Competency Frameworks

by Julia Miller

Tips and pitfalls

This page serves as a brief checklist of Dos and Don’ts, to be used either when you are designing your own competency framework or when you are talking to your consultants about the competencies they are designing with you.

Top tips

  1. The best competencies are motivators. Make sure that your competencies are achievable.
  2. The competencies need to be outcome-based; in other words, they need to be behaviours that can be demonstrated and recognised. They also need to be relevant to your department and your organisation.
  3. They need to clearly differentiate between the levels you can reach.
  4. Work with your people, who will be using and being measured by your competencies.
  5. Make them future-focused. The best competencies concentrate on what you want your organisation to be doing in the future, not repeating what you have done in the past.
  6. Use their design as an opportunity to focus on the chosen objectives of your team, department or organisation. Make sure you align your competencies with these objectives. Remember you might need to think about wider objectives within your sector, the government or statutory requirements.
  7. Concentrate on identifying the core skills, competencies and behaviours which matter for your business. You can then more easily use them in the future for performance reviews and skills gap analysis.
  8. Keep them flexible and make sure you review them.

Potential pitfalls

  1. Think carefully before you use off-the-shelf competencies: they might not reflect your organisation’s needs or contain the best technical competencies for your staff.
  2. If you are bringing in external consultants, make sure they analyse the jobs effectively. Don’t accept any guesswork on their part.
  3. Make sure your competency frameworks aren’t time-consuming to administer or they won’t be used to best advantage.
  4. Keep them fairly simple; it can be easy to get sucked into making them too detailed and over-complex.
  5. Don’t write too many and don’t define too many elements of behaviour.
  6. Be prepared to allow sufficient time to get it right: the analysis alone can take months.
  7. Don’t make the process too bureaucratic. You don’t want people spending working time gathering evidence for the framework – anecdotal evidence, gathered by talking to people, is often enough.
  8. Be aware that some behaviours that make the difference might in fact be difficult or even impossible to measure. Exercising judgement, for example, can often only be recognised in hindsight. Behaviours of this nature might not be easy to develop.
  9. Keep it practical: make sure the behaviours don’t favour the employees who are good in theory, but fail to deliver in practice.
  10. Check any discrimination legislation, such as the Disability Discrimination Act, to make sure that none of your competencies discriminate against a particular group (see Disability and also Discrimination).

What to beware of

The real strength of competencies lies in their developmental use, as building blocks for improvement. There are some things they cannot helpfully evaluate.

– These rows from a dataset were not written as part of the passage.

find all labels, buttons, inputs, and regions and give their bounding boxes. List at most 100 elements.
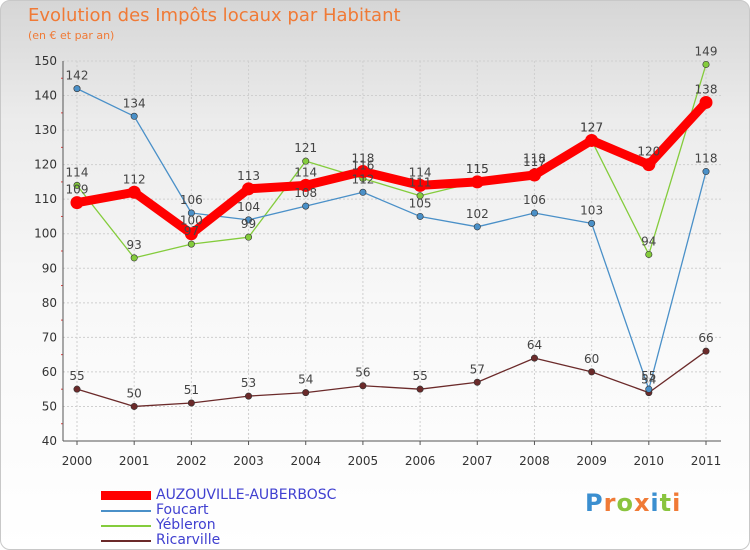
data-label: 149 <box>695 44 718 58</box>
data-label: 55 <box>69 369 84 383</box>
y-tick-label: 40 <box>42 434 57 448</box>
data-point <box>645 250 653 258</box>
data-label: 106 <box>523 193 546 207</box>
data-point <box>473 223 481 231</box>
data-point <box>73 181 81 189</box>
x-tick-label: 2000 <box>62 454 93 468</box>
legend-label: AUZOUVILLE-AUBERBOSC <box>156 487 337 503</box>
data-label: 127 <box>580 120 603 134</box>
data-point <box>413 178 427 192</box>
series-line <box>76 63 707 259</box>
legend-swatch <box>101 510 151 512</box>
y-tick-label: 110 <box>34 192 57 206</box>
data-point <box>530 209 538 217</box>
data-point <box>245 233 253 241</box>
logo-letter: x <box>633 489 651 517</box>
data-point <box>73 385 81 393</box>
legend-label: Foucart <box>156 502 209 518</box>
data-point <box>184 227 198 241</box>
data-label: 60 <box>584 352 599 366</box>
logo-letter: P <box>585 489 604 517</box>
data-point <box>585 133 599 147</box>
y-tick-label: 120 <box>34 158 57 172</box>
data-point <box>302 389 310 397</box>
x-tick-label: 2011 <box>691 454 722 468</box>
y-tick-label: 90 <box>42 261 57 275</box>
legend-swatch <box>101 540 151 542</box>
data-label: 118 <box>523 152 546 166</box>
data-label: 121 <box>294 141 317 155</box>
data-point <box>187 209 195 217</box>
data-point <box>299 178 313 192</box>
y-tick-label: 60 <box>42 365 57 379</box>
x-tick-label: 2010 <box>634 454 665 468</box>
data-label: 64 <box>527 338 542 352</box>
data-label: 54 <box>298 373 313 387</box>
data-point <box>473 378 481 386</box>
series-line <box>76 87 707 390</box>
data-label: 120 <box>637 145 660 159</box>
data-label: 108 <box>294 186 317 200</box>
y-tick-label: 140 <box>34 89 57 103</box>
proxiti-logo: Proxiti <box>585 489 681 517</box>
y-tick-label: 150 <box>34 54 57 68</box>
data-label: 94 <box>641 234 656 248</box>
data-point <box>702 60 710 68</box>
data-point <box>470 175 484 189</box>
data-point <box>588 219 596 227</box>
data-label: 114 <box>66 165 89 179</box>
chart-subtitle: (en € et par an) <box>28 29 115 42</box>
data-label: 112 <box>123 172 146 186</box>
data-label: 54 <box>641 373 656 387</box>
logo-letter: r <box>603 489 617 517</box>
x-tick-label: 2006 <box>405 454 436 468</box>
y-tick-label: 80 <box>42 296 57 310</box>
data-point <box>645 385 653 393</box>
data-label: 113 <box>237 169 260 183</box>
data-point <box>130 112 138 120</box>
data-point <box>359 188 367 196</box>
data-label: 116 <box>351 158 374 172</box>
series-line <box>72 97 711 239</box>
data-label: 114 <box>294 165 317 179</box>
data-label: 127 <box>580 120 603 134</box>
data-label: 100 <box>180 214 203 228</box>
data-point <box>642 158 656 172</box>
logo-letter: i <box>672 489 682 517</box>
y-tick-label: 100 <box>34 227 57 241</box>
data-point <box>416 212 424 220</box>
y-tick-label: 70 <box>42 330 57 344</box>
data-label: 102 <box>466 207 489 221</box>
data-point <box>73 85 81 93</box>
y-tick-label: 130 <box>34 123 57 137</box>
data-label: 115 <box>466 162 489 176</box>
data-point <box>245 216 253 224</box>
data-label: 97 <box>184 224 199 238</box>
data-label: 111 <box>409 176 432 190</box>
data-point <box>130 402 138 410</box>
data-point <box>416 385 424 393</box>
data-label: 142 <box>66 69 89 83</box>
data-point <box>356 165 370 179</box>
logo-letter: o <box>616 489 634 517</box>
x-tick-label: 2001 <box>119 454 150 468</box>
series-line <box>76 350 707 408</box>
data-label: 53 <box>241 376 256 390</box>
chart-title: Evolution des Impôts locaux par Habitant <box>28 5 401 26</box>
x-tick-label: 2007 <box>462 454 493 468</box>
x-tick-label: 2008 <box>519 454 550 468</box>
data-point <box>187 240 195 248</box>
data-label: 56 <box>355 366 370 380</box>
data-point <box>127 185 141 199</box>
data-label: 138 <box>695 82 718 96</box>
data-label: 55 <box>641 369 656 383</box>
legend-label: Ricarville <box>156 532 221 548</box>
x-tick-label: 2005 <box>348 454 379 468</box>
y-tick-label: 50 <box>42 399 57 413</box>
data-point <box>699 95 713 109</box>
data-point <box>416 192 424 200</box>
data-label: 55 <box>412 369 427 383</box>
data-label: 134 <box>123 96 146 110</box>
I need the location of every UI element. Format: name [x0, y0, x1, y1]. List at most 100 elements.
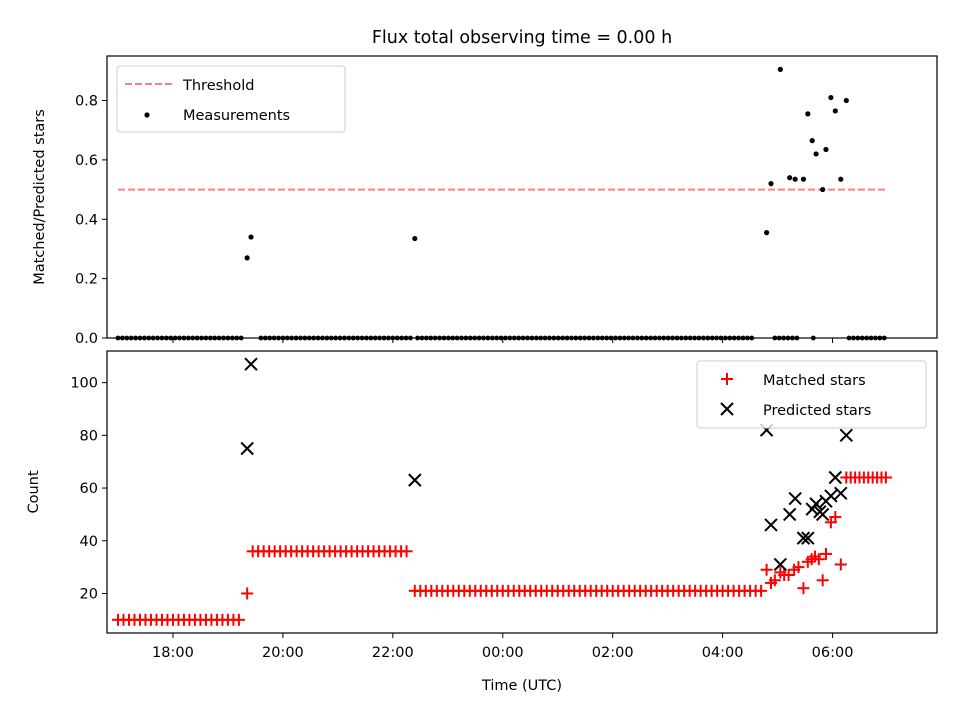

  1. Competency frameworks do not necessarily allow for difference: some of your best performers might challenge the status quo and push the boundaries, but you wouldn’t want a team of them!
  2. They may only represent one view of success.
  3. The emphasis on observable behaviour can mean you overlook other aspects of an individual, such as personality, their emotional intelligence or the fact that their job is highly interactive.
  4. Behaviours can be outward manifestations of a preferred thinking style.
  5. It can be difficult to get a consistent rating valuation.